Home » excel » java – Apache POI formula cell duplication very slow

java – Apache POI formula cell duplication very slow

Posted by: admin April 23, 2020 Leave a comment

Questions:

I’m generating an excel file using Apache POI 3.8 , and have the need to replicate some existing row n° times.

This because I have some complex formula which I use as a template to create new lines, replacing cell indexes with regexps.

The problem is that performance are awful, it takes 2h to generate some 4000 rows.

I’ve pinpointed the problem to be not in the regexp part, as I initially thought, but in the duplication of formula cells.

I actually use this to replicate formula cells:

case Cell.CELL_TYPE_FORMULA:
    newCell.setCellType(oldCell.getCellType());
    newCell.setCellFormula(oldCell.getCellFormula());
    break; 

If I copy the formula as text like this:

case Cell.CELL_TYPE_FORMULA:
    newCell.setCellType(Cell.CELL_TYPE_STRING);
    newCell.setCellValue("="+oldCell.getCellFormula());
    break;

it’s instead pretty fast, even with my regexp in place.

Anyway, this is an imperfect solution, because the formula has english keywords (ie IF()), when I need to write in italian format.

More, cells with formula inserted like that need to be forcefully re-evaluated in excel with something like “replace all -> ‘=’ with ‘='”.

The problem seems to rely in the setCellFormula(), because of the HSSFFormulaParser.parse().

What’s strange, is that parsing time seems to grow exponentially:

100 rows ->  6785ms
200 rows -> 23933ms
300 rows -> 51388ms
400 rows -> 88586ms

What it seems, is that each time I copy a formula, the POI library re-evaluates or re-parses or re-something all preceding rows.

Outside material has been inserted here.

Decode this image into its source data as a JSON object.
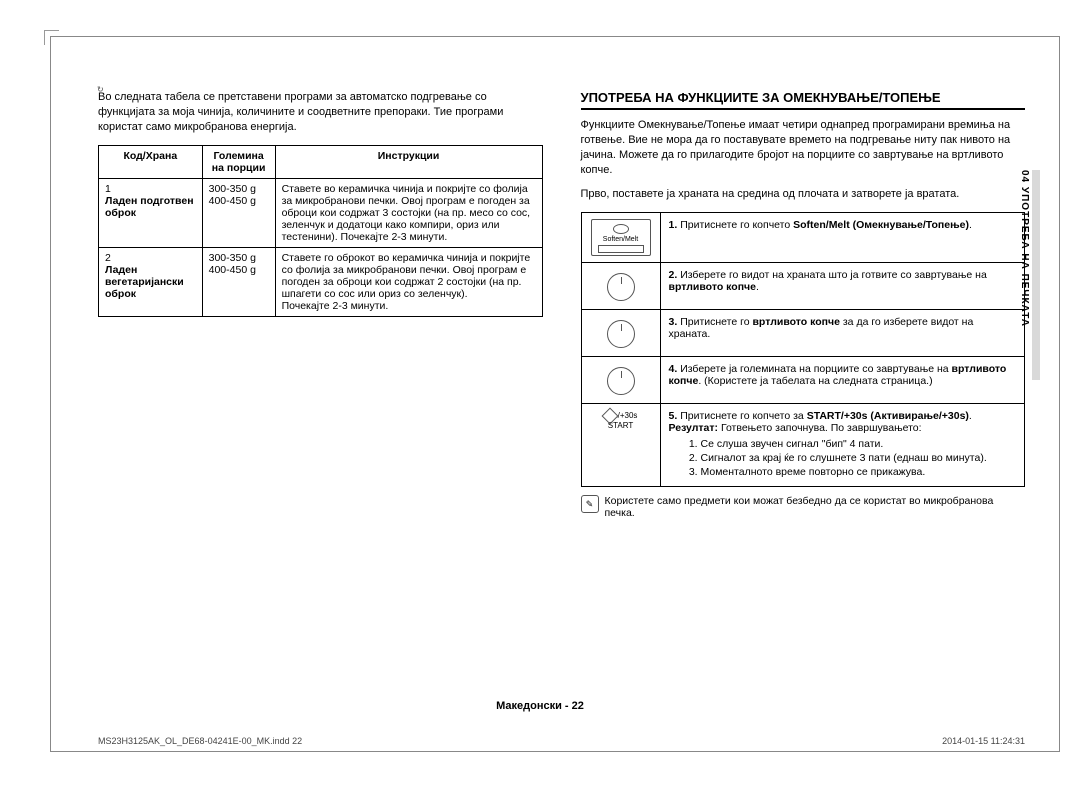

Do anyone know how can solve this problem?
Thanks in advance.

How to&Answers:

Oh my…I think I found it…

Original was:

// If the row exist in destination, push down all rows by 1 else create a new row
if (newRow != null) {
    worksheet.shiftRows(destinationRowNum, worksheet.getLastRowNum(), 1);
} else {
    newRow = worksheet.createRow(destinationRowNum);
}

I’ve commented everything leaving only

newRow = worksheet.createRow(destinationRowNum);

And now I’m down to 60sec to process all rows!

Probably, there’s some dirt in my template which was causing POI to shift everything at each iteration.